1.28.2005

i've been stabbed

that's what it feels like, anyway. for the past two months, since the break-up, i've had a burning sensation over my left shoulder blade which ranges from a concentrated spot of pain, like a knot in a muscle, to a burning that covers my entire shoulder blade and spreads to my tricep, kind of tingly and numb around the edges.

i know it's nothing muscular. it started with the break up, and it has intensified as things got worse. or, rather, more final. i've tried stretching, i've tried heat, i've tried alleve. no effect. it's in my head. or, rather, my heart. this is a clear physical manifestation of my emotional and spiritual pain.

here's what i think. if our bodies are the vessels of our souls, and we love another person so deeply that we feel connected to their soul -- if you love them so that they are in your blood, in your skin, your breath -- so that when they are gone, you remind yourself of them -- then, when they leave you, your soul has to disentangle from theirs.

my soul, for the past two months, found this spot on my shoulder blade. i don't know why. it's near enough my heart. maybe my heart's too strong, or maybe it isn't "my time" yet. maybe i was mortally wounded by an ax blow to my left shoulder in some past lifetime, or in many, in some past war, and this particular spot on my body is weak. or maybe not weak, but predetermined by my soul's past history to be kind of a portal, an entry point, an exit route.

to disentangle itself from alison's soul, my soul used this spot on my shoulder blade to do its work. it's still doing it. it still hurts like hell. it had to leave me, and i think a lot of the pain has been the result of me unconsciously trying not to let it go, trying desperately to hold on, to my soul, to her soul, to what we had, to what she ruined. but the soul knows no boundaries, and when it needs to go, it goes.
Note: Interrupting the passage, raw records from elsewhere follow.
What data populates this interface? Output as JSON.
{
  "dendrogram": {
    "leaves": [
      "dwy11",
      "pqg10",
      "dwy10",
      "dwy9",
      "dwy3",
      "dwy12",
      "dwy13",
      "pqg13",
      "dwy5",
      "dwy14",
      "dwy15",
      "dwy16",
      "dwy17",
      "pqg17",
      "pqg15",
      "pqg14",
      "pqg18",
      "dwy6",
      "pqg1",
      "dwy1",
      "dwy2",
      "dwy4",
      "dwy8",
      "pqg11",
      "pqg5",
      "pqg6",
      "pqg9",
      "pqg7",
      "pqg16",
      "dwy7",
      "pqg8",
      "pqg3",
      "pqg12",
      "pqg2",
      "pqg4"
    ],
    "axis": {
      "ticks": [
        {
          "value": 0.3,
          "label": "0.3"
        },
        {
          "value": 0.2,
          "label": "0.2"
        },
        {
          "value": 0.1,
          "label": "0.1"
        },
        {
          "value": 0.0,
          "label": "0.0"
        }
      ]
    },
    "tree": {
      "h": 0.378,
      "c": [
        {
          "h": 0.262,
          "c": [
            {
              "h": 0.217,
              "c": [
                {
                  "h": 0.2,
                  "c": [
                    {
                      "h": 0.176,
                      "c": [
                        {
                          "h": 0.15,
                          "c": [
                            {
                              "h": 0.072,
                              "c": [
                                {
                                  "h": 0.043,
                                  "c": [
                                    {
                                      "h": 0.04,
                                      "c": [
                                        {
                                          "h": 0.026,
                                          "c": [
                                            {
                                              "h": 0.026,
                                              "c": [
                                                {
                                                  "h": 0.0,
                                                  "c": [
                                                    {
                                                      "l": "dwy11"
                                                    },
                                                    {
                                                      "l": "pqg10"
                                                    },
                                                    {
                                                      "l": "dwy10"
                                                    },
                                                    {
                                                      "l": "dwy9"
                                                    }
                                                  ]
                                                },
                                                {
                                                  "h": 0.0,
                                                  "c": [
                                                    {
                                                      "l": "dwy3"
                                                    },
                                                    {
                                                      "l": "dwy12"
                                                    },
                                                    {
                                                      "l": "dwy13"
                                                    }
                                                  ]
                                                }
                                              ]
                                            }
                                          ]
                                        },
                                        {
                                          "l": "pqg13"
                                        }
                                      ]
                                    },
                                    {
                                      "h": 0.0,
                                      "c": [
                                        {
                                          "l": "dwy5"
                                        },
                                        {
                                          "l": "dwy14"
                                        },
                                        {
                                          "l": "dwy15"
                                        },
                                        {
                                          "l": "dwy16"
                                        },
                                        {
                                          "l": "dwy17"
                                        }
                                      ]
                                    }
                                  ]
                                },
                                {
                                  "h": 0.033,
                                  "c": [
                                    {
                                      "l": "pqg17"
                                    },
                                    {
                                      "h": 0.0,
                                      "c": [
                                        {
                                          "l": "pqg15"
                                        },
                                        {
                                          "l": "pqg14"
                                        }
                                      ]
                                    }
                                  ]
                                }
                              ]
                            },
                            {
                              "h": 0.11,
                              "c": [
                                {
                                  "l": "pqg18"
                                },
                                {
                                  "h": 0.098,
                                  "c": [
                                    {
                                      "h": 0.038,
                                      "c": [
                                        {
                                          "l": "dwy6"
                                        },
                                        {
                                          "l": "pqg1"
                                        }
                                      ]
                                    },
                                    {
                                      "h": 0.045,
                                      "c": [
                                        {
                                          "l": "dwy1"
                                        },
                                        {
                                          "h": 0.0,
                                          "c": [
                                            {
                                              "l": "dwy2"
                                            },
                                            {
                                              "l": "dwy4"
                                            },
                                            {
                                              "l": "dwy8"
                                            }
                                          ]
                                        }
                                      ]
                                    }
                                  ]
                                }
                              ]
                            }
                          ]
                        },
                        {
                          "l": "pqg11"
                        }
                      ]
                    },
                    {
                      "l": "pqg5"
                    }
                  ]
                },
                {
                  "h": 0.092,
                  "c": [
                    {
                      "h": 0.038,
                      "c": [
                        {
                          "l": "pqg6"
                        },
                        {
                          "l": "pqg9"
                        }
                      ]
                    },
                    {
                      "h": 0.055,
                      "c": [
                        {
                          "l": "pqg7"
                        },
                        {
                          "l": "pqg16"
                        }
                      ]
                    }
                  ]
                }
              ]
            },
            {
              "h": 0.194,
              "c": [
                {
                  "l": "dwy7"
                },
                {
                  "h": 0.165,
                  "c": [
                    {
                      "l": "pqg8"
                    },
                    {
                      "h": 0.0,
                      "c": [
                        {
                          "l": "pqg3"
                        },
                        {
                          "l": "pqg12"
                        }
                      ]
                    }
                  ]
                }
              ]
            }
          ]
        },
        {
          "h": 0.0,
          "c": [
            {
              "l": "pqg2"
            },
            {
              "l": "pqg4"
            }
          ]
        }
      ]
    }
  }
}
and in its leaving, and in my desperate grasping, i have felt the fierce power of my own soul leaving my body to do what it needs to do, burning my flesh, tearing my skin, pulling itself out of me to disperse in the universe, to do the reverse dance, to disentangle itself from her so that i can survive.

i think what i'm feeling now is it coming back into me. my soul is returning. my wound is still fresh, it still aches, is still sensitive to the touch. but i'm hoping that just as the leaving caused this metaphysical rupture, this spiritual laceration, that the returning will be eventually like a soothing balm, like a slow gradual repairing of the damage.

that's what i think. that's where i am. peace.